Borsa Yatırım Fonları: Borsa yatırım fonu ( BYF ), bir endeksi referans alarak yatırımcılarına bu endeksin performansı doğrultusunda getiri sağlayabilmektedir. Yani borsa yatırım fonları endeksin ya da endeksteki diğer elemanlar olan altın ve dövizin getirisini yansıtır, onların riskini taşır.
Yapılan yatırımlar tamamen uzman kişiler tarafından yönetilmektedir. Bu sayede hata oranı çok düşük olur.
Yukarıda sayılan portföy çeşitleri ile yatırımdaki risk en aza indirilmektedir.
Bir kişinin tek başına yapması çok zor olan yatırımlar, birden fazla kişinin bir araya gelerek yapması daha verimli olacaktır.
Fonlara yapılan yatırımın ardından belge gibi süreçleri yatırım yapacak kişi yönetmez. Tüm işlemleri fonu yönetecek kişiler üzerine alır. Bu sayede kişi, kolay ilerleyen bir sürecin içine dâhil olur.
Nakit kullanılmasında büyük zorluklar yaşayan yatırımcılar için kenarda sürekli bir şekilde nakit para bulundurulmasının önü açılır.
Fon sistemine dâhil olan portföydeki değerlerin yükselmeye geçmesi durumu, günlük toplam değere de yansımaktadır. Böylece yatırımın değerlendirme sürecinden geçmesi azalmaktadır ve beklemeye gerek kalmaz. Yatırımcı belli bir oranda kar elde etti ise istediği zaman kendi payını nakde çevirebilir.

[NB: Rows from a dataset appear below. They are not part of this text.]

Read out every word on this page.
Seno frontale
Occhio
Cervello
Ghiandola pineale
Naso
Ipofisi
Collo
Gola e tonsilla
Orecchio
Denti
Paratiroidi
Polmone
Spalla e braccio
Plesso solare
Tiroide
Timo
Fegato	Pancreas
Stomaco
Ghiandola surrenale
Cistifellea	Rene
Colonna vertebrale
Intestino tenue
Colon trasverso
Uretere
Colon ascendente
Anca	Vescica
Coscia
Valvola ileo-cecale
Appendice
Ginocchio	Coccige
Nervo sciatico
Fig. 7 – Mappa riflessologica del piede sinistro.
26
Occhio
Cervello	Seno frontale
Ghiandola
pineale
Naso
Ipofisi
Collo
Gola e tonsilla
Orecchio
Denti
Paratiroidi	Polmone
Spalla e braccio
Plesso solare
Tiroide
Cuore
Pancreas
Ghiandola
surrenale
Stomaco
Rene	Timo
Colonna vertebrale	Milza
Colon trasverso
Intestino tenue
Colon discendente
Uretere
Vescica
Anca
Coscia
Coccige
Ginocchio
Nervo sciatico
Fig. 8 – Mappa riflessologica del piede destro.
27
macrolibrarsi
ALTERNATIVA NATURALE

Bu sayede de olası değer kayıplarının önüne bir miktar da olsa geçilmiş olur.
Yatırım Fonu Dezavantajları Nelerdir?
Yatırım fonlarının kötü yönleri şunlardır:
Yatırım fonlarının en büyük dezavantajı, fonların yüksek miktarda nakit bulundurma ihtiyacının olmasıdır. Çünkü fonlar yatırımcıların yatırdığı paralardan oluşan bir havuza benzetilebilir ve bu para havuzuna dâhil olan kişiler kadar her gün bu para havuzundan ayrılan kişiler de bulundurur. Bu yüzden nakit para bulundurulmak zorundadır.
Yatırımlar için bireysel danışmanlık almak ya da bunları yönetmesi için biri ile çalışmak gibi durumlarda yatırım fonlarının aldığı ücretlerden kat kat fazlası verilmek zorundadır. Yani fon ücretlerinin çok fazla olması özellikle fonun getiri sağlamadığı zamanlarda çok büyük bir dezavantaj olarak görülmektedir.
Yatırım fonları, günü her saatinde alım – satım yapılabilen hisse senetlerinin aksine yatırım fonu katılma payları gün içerisindeki belirli saatlerde yapılmaktadır.